They have bought this house sight unseen from a very weird real estate agent. Why? Who knows. Kevin says things like it’d be nice to get out of the city, and there are vague references to Veronica having mental issues, but none of which suggest you have to get out of the city immediately buying a house you’ve never stepped foot in before. It’s also implied that they’re rich, Kevin was some wealthy wall street guy, but nothing about that is further explained. If he’s rich, just buy a second vacation home. There are definitely some things missing from the set-up, and at a brisk 80 minutes, they could have found the time.

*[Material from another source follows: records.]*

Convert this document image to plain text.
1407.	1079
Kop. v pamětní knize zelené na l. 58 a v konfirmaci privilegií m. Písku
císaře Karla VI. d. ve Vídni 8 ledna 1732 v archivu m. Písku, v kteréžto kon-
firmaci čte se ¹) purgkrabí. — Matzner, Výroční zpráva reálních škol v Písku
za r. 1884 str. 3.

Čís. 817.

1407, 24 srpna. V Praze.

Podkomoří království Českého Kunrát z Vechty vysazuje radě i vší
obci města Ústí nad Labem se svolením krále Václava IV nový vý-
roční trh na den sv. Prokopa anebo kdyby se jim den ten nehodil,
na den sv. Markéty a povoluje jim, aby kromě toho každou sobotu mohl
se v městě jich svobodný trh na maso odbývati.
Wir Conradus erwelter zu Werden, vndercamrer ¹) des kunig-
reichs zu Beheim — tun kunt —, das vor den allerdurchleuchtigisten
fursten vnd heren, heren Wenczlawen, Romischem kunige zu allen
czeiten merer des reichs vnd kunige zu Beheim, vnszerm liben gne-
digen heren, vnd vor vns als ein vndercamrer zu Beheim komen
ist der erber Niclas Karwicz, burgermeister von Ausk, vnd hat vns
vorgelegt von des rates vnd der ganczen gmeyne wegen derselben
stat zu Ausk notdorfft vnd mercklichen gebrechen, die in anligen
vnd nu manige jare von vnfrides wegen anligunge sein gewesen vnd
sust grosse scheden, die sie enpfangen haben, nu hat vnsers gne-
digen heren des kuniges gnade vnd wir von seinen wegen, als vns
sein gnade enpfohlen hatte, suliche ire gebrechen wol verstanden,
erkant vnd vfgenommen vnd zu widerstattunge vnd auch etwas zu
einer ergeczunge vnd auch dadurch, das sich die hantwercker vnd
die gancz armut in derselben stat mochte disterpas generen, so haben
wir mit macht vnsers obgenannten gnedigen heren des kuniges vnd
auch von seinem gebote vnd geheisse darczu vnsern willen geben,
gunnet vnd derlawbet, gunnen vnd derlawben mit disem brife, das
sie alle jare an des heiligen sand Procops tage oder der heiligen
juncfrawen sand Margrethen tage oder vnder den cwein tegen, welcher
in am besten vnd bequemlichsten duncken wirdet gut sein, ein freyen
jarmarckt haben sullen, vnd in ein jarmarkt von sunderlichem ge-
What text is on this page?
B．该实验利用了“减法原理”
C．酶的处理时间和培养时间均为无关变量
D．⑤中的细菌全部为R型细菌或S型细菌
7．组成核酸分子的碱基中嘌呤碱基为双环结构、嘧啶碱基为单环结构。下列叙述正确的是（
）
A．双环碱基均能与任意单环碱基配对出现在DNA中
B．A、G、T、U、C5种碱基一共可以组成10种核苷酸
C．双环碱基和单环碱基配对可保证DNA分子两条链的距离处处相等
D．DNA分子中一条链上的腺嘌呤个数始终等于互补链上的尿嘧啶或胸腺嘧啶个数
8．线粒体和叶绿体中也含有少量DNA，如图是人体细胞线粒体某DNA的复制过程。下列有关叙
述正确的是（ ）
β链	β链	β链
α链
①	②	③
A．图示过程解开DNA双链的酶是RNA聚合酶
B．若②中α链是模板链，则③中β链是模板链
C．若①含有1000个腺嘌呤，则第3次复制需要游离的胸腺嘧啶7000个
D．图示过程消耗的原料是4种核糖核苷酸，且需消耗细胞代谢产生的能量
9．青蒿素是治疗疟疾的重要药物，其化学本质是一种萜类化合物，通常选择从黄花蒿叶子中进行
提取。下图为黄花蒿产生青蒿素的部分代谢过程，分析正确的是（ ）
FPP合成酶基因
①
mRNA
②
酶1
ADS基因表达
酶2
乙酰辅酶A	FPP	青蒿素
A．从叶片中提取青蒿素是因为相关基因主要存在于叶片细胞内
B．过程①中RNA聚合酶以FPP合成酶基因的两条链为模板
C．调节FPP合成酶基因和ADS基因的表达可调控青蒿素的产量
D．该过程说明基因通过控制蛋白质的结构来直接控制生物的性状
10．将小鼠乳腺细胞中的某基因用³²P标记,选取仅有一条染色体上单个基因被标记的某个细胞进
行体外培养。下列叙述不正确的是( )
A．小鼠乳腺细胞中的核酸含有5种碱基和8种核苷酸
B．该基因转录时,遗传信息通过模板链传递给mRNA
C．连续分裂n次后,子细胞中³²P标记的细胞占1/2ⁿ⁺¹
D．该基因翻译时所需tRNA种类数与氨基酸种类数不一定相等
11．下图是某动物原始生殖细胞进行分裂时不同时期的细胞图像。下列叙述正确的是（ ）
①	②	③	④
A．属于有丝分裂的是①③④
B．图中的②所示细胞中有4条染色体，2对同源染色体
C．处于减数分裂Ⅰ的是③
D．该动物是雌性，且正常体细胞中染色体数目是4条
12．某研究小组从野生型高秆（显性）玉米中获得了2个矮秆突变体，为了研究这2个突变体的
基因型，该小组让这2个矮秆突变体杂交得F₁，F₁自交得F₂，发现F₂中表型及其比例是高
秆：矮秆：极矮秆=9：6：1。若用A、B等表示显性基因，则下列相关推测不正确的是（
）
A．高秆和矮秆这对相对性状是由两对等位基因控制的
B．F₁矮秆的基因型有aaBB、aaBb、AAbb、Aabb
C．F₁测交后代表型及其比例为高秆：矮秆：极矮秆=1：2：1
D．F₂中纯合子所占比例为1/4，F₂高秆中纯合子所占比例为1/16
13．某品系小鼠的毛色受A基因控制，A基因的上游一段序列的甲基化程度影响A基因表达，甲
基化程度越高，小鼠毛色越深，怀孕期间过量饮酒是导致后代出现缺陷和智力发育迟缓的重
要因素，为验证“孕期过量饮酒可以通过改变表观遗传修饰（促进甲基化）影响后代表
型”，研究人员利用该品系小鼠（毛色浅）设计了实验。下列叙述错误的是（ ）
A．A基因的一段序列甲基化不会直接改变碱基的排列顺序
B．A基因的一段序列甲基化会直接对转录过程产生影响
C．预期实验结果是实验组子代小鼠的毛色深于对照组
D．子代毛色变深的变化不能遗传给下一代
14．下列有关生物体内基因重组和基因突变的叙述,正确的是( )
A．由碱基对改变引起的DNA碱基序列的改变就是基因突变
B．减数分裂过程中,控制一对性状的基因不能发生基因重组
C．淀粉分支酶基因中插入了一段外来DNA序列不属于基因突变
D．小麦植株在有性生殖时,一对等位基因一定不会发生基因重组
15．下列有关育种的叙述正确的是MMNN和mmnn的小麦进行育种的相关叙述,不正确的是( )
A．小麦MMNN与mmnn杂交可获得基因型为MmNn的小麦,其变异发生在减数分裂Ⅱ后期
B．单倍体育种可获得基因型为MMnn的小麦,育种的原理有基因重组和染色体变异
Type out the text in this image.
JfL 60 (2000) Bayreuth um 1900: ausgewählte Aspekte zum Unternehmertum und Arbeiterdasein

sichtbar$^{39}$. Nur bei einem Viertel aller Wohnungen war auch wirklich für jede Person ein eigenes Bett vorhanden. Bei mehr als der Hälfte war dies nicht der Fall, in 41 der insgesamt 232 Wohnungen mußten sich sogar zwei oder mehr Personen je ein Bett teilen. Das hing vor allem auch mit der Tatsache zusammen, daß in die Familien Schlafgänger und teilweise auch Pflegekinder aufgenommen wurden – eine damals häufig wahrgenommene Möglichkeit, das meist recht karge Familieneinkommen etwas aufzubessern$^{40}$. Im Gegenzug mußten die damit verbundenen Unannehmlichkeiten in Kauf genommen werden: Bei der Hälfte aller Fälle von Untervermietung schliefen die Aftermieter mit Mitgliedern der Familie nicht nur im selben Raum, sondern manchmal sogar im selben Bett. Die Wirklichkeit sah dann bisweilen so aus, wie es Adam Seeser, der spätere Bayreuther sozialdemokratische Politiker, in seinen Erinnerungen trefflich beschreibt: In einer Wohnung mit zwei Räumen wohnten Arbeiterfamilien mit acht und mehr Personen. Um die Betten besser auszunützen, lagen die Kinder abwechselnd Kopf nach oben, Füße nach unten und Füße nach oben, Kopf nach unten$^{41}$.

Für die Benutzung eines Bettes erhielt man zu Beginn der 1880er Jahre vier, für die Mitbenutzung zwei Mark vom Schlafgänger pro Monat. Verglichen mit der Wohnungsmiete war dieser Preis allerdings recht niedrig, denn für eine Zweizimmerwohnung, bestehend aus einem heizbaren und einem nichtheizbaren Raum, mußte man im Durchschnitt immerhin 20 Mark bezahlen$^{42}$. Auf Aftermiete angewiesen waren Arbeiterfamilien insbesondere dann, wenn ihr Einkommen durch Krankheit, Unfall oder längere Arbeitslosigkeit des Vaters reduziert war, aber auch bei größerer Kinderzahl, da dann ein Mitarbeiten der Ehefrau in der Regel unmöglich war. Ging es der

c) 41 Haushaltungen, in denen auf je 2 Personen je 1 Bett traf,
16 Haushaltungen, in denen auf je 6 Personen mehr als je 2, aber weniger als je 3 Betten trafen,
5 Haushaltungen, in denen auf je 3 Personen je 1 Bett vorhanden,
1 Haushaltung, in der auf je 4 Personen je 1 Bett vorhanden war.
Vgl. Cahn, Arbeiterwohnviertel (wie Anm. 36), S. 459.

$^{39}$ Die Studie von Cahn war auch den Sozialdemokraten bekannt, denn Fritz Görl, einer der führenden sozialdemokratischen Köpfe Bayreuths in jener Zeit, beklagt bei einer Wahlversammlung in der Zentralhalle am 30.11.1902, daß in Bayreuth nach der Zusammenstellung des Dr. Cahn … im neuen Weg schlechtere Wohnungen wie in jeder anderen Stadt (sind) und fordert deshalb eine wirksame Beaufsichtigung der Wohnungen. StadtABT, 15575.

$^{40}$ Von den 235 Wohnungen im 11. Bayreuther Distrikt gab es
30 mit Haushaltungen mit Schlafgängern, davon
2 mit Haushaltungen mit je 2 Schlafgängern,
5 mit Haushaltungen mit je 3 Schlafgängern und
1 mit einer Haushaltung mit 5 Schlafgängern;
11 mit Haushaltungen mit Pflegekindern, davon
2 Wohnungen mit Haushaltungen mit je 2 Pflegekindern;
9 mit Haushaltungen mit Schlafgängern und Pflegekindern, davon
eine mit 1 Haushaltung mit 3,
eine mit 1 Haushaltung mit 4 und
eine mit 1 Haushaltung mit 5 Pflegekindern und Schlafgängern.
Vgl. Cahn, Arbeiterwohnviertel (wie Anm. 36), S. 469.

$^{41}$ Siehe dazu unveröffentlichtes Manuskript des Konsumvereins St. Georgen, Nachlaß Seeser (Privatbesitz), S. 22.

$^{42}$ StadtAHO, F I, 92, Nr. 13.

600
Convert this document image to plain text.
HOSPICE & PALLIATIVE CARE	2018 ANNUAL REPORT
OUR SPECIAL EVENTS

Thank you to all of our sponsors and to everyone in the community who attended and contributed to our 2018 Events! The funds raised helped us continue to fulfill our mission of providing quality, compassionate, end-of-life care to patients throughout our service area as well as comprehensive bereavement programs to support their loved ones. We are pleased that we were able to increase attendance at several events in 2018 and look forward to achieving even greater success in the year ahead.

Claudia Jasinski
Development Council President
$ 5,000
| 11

However, the worst part about this set-up is how deeply unlikable this family is. I don’t think they’re supposed to be; the few townspeople we meet are all decidedly weird and off-kilter, this family should be the audience’s touchpoint to sanity but things go off too early. To start, Veronica is downright awful to Sarah – she taunts her as they go for a jog and then starts screaming at her husband about how she’s in a competition with his daughter. Sarah, somewhat understandably is mean and cold towards her younger step-brother. All of them fall victim to paranoia and psychoses. If they were more relatable people, some sympathy might have helped make this movie a better watch.
It’s creepy all right. A perfect horror-movie score, and lots of quick-edited shots with blurry people and random things, the film just can’t settle down and fails to make use of its great setting.
Candlewood is a mix of so many horror genres – psychological thriller, supernatural thriller, slasher horror, and with such a short run time it’s hard to build a coherent story out of that. Seeing quick flashes of things, the out-of-body experiences, and the hallucinations all start early, and with such an unlikable family at the center, they turn on each other instead of trying to figure out what’s going on. Although the ending reveal with what is going on, just makes an already unlikable film worse.